DuPont have earmarked the HMO as a core ingredient in potential applications for the future that are related to digestion and immune health.
“The substantial equivalence dossier for 2’-FL received EU Novel Food approval in December 2017,” said Paul Tenning, DuPont's regulatory affairs manager, EMEA.
“We are excited to be able to bring this important new ingredient for infants and children into the European market.”
2016 agreement
News of regulatory approval for 2’FL means the firms’ joint development and licensing agreement to produce and commercialise 2’-FL, agreed back in 2016 are on track.
This agreement, which also looks to develop other fucosylated HMOs, combines Inbiose’s carbohydrate production platform with DuPont’s industrial-scale fermentation facilities.

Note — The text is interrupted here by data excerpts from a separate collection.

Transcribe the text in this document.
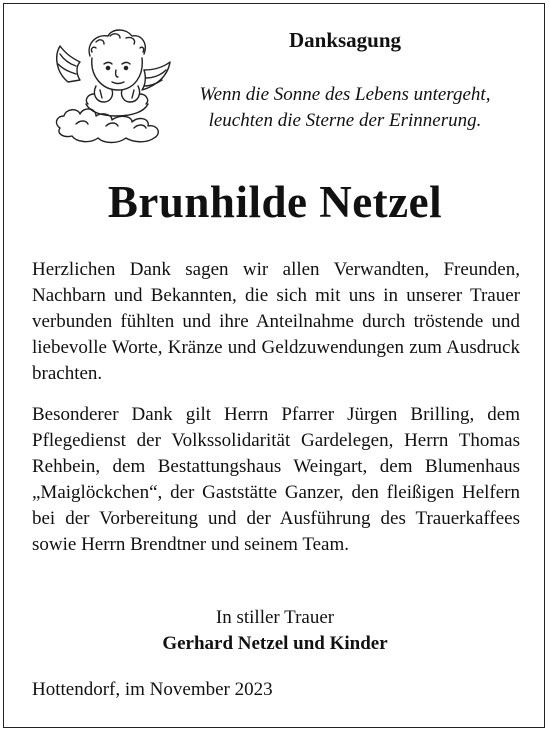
Danksagung
Wenn die Sonne des Lebens untergeht,
leuchten die Sterne der Erinnerung.
Brunhilde Netzel
Herzlichen Dank sagen wir allen Verwandten, Freunden, Nachbarn und Bekannten, die sich mit uns in unserer Trauer verbunden fühlten und ihre Anteilnahme durch tröstende und liebevolle Worte, Kränze und Geldzuwendungen zum Ausdruck brachten.
Besonderer Dank gilt Herrn Pfarrer Jürgen Brilling, dem Pflegedienst der Volkssolidarität Gardelegen, Herrn Thomas Rehbein, dem Bestattungshaus Weingart, dem Blumenhaus „Maiglöckchen“, der Gaststätte Ganzer, den fleißigen Helfern bei der Vorbereitung und der Ausführung des Trauerkaffees sowie Herrn Brendtner und seinem Team.
In stiller Trauer
Gerhard Netzel und Kinder
Hottendorf, im November 2023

“After many years of research and investment, we are delighted to see the first of our range of human milk oligosaccharides becoming commercially available, thus addressing a major gap in the nutritional composition of infant formula,” said Professor Wim Soetaert, Inbiose’s executive chairman.
“Thanks to our collaboration with DuPont, our first HMO is now commercialised, with many others to come.”
Cost-effective HMO production
HMOs are a group of unique oligosaccharides found in mother’s milk, with 2’-FL being the single most abundant HMO.
Until recently, complex carbohydrates such as HMOs were not available in larger quantities from sources such as cow’s milk and the few that could be chemically synthesized were prohibitively expensive.
Inbiose, a Belgium-based biotechnology company, believe its fermentation-based production method is now industrial-level ready to produce 2’-FL that is identical to the 2’-FL HMO found in human milk.
“Our competency lies in the rapid development of cost-effective production methods for specialty carbohydrates,” said Joeri Beauprez, Inbiose CSO.
“Through our platform technology, we will continue to excel in the production of such ingredients, making these ingredients and their health benefits available to society at large.”
According to market research firm Innova, digestive/gut health was the primary claim associated with infant formula launches in 2015.
It was also featured in 58% of all launches in the market as the past five years have seen the use of prebiotics in infant formulas dramatically increase.
EFSA confirmation
The ball began rolling in 2015, after The European Food Safety Authority (EFSA) confirmed the safety of two synthetic oligosaccharides, opening the door for their use in infant and follow-on formula.
The EFSA Panel on Dietetic Products, Nutrition and Allergies (NDA Panel) delivered Scientific Opinions on 2'-O-fucosyllactose (2'-FL) and lacto-N-neotetraose (LNnT) as novel food ingredients (NFIs).
Along with its purported prebiotic functions, 2’-FL is thought to offer protection against infection by diarrhoea-causing pathogens, ease inflammation, and promote brain function development that includes learning and memory abilities.